Na semana em que o Ministro da Educação, Fernando Haddad, divulga o Exame Nacional de Desempenho dos Estudantes – ENADE fica em evidência efêmera, o debate da Educação Superior na mídia. O interesse da divulgação desse resultado é utilizar como propaganda barata para o mercado, enfatizando uma visão produtivista do ensino em detrimento do seu papel social (identidade social da Universidade) .
O ENADE ainda contém muitas características subliminares do antigo PROVÃO (remanescente da era FHC), podem-se analisar essas particularidades ao observar como são expostas as notas ou classificações do ENADE, sendo assim, seus problemas ainda são muitos: Premiação dos/as¹ bem colocados/as; Indiferenciaçã o entre público e privado; Desrespeito às Características Regionais; Centralização; Avaliação Restrita; Punitivo X Propositivo; Imposição e Desrespeito à Complexidade do Sistema de Ensino Superior do BRASIL.
Na Bahia, nós os/as Estudantes tivemos nossa vitória com o apoio de Centros/Diretó rios Acadêmicos – CAs/DAs, Diretórios Centrais dos/as Estudantes – DCEs e com o apoio glorioso da União Nacional dos/as Estudantes – UNE conseguimos BOICOTAR o Exame por entender que o mesmo não é considerado como uma avaliação dialógica de verdade. O boicote foi percebido nitidamente em alguns cursos da Universidade Estadual do Sudoeste da Bahia – UESB Campus de Jequié como o de Fisioterapia, Odontologia e Educação Física, que obtiveram a nota 1 ou simplesmente obtiveram a seguinte nota: Sem Conceito – SC, ou seja, não responderam a prova, mas colaram adesivos com a palavra Boicote!
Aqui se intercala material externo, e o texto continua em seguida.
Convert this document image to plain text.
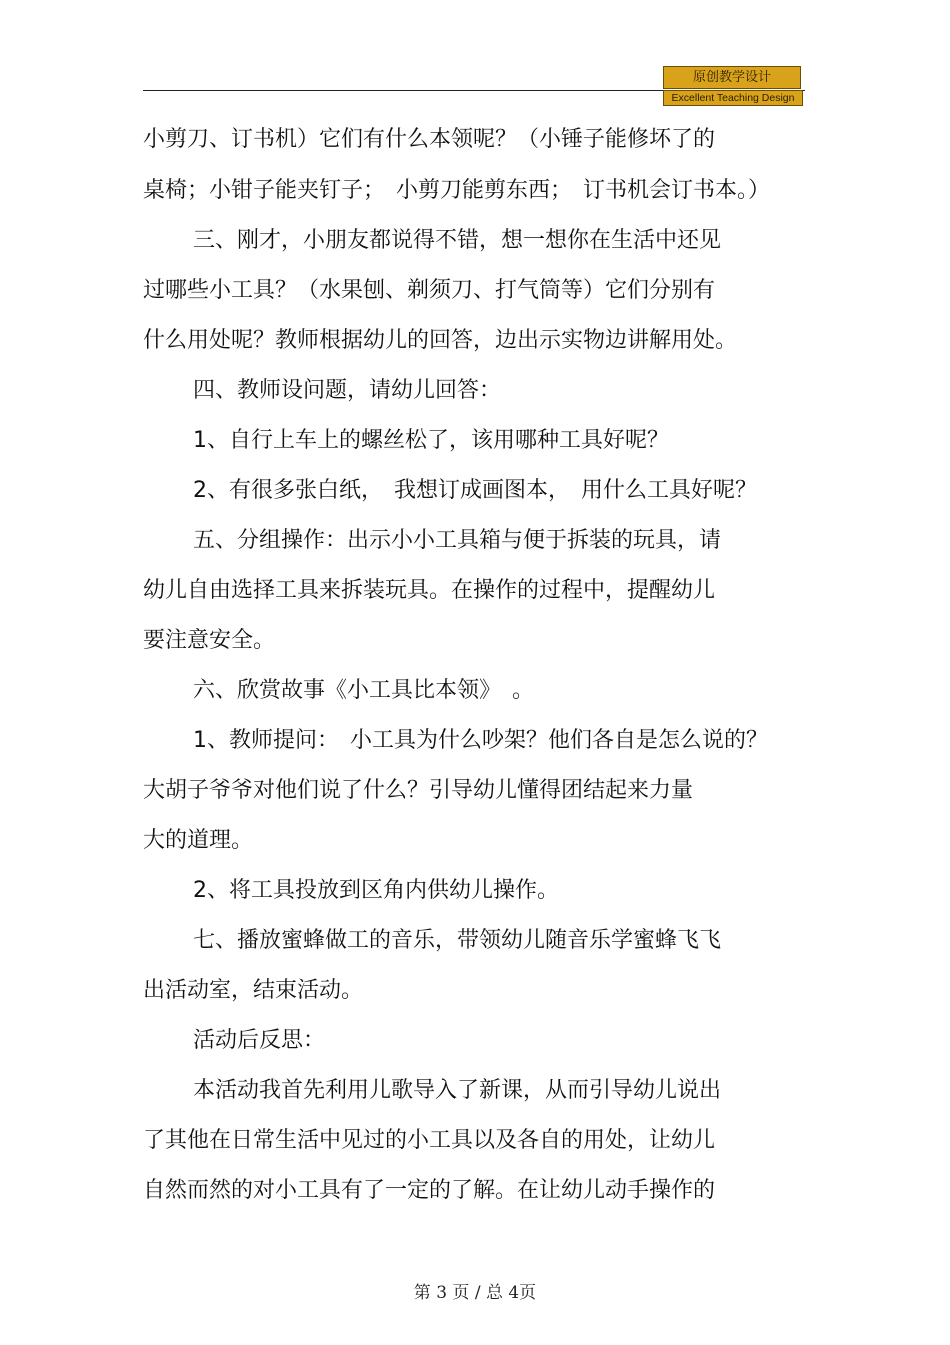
原创教学设计
Excellent Teaching Design
小剪刀、订书机）它们有什么本领呢？（小锤子能修坏了的
桌椅；小钳子能夹钉子；　小剪刀能剪东西；　订书机会订书本。）
三、刚才，小朋友都说得不错，想一想你在生活中还见
过哪些小工具？（水果刨、剃须刀、打气筒等）它们分别有
什么用处呢？教师根据幼儿的回答，边出示实物边讲解用处。
四、教师设问题，请幼儿回答：
1、自行上车上的螺丝松了，该用哪种工具好呢？
2、有很多张白纸，　我想订成画图本，　用什么工具好呢？
五、分组操作：出示小小工具箱与便于拆装的玩具，请
幼儿自由选择工具来拆装玩具。在操作的过程中，提醒幼儿
要注意安全。
六、欣赏故事《小工具比本领》　。
1、教师提问：　小工具为什么吵架？他们各自是怎么说的？
大胡子爷爷对他们说了什么？引导幼儿懂得团结起来力量
大的道理。
2、将工具投放到区角内供幼儿操作。
七、播放蜜蜂做工的音乐，带领幼儿随音乐学蜜蜂飞飞
出活动室，结束活动。
活动后反思：
本活动我首先利用儿歌导入了新课，从而引导幼儿说出
了其他在日常生活中见过的小工具以及各自的用处，让幼儿
自然而然的对小工具有了一定的了解。在让幼儿动手操作的
第 3 页 / 总 4页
O BOICOTE é uma forma direta de enfrentar e tencionar o Governo Federal para que se mude a maneira, os instrumentos e a cultura punitiva de “suposta avaliação” dos/as Estudantes das Instituições de Ensino Superior – IES.
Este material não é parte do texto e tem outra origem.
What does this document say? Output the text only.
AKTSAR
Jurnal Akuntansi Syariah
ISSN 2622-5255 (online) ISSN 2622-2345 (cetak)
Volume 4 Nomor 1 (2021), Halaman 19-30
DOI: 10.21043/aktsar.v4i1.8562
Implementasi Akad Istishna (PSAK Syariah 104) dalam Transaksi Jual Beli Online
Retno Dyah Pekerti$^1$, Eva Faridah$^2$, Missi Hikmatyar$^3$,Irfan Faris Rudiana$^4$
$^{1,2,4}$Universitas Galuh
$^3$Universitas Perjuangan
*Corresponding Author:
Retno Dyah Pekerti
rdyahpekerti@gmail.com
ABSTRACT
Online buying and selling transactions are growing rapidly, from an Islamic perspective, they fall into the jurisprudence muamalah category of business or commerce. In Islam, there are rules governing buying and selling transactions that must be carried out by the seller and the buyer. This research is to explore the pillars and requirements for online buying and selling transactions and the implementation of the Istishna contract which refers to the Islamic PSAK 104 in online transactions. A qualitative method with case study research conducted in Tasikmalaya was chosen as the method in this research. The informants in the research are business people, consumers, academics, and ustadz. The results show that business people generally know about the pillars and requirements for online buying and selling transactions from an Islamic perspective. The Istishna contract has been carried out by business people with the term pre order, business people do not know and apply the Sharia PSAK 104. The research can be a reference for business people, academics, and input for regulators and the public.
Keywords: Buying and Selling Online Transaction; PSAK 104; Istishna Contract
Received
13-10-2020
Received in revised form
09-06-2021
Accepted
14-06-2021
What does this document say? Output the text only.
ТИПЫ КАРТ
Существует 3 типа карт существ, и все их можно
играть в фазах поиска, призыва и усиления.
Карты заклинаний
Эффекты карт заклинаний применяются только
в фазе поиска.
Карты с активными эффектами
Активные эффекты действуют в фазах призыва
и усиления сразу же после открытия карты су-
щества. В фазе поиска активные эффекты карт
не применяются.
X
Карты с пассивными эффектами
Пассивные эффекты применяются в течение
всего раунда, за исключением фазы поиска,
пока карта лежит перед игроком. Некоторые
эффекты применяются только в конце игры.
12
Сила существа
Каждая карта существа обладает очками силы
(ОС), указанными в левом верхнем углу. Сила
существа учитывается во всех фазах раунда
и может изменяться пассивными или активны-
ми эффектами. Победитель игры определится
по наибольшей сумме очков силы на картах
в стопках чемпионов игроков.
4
Os padrões e referenciais mínimos para o Exame são definidos por Comissões Assessoras de Avaliação de Áreas e pela Comissão Assessora de Avaliação da Formação Geral. Compostas por “especialistas” e atuantes na área, essas comissões indicam competências, conhecimentos, habilidades e saberes a serem examinados e demais especificações sobre a prova, mas não tem em sua função prioritária o trabalho dialógico de avaliar de fato as notas e propor mudanças e/ou avanços.
Seria responsabilidade dessas Comissões definirem diretrizes a serem observadas pelas bancas elaboradoras das provas, mas essa intenção só é observada nos documentos do Sistema Nacional de Avaliação do Ensino Superior - SINAES , ficando restrita apenas ao campo da falácia e não da prática!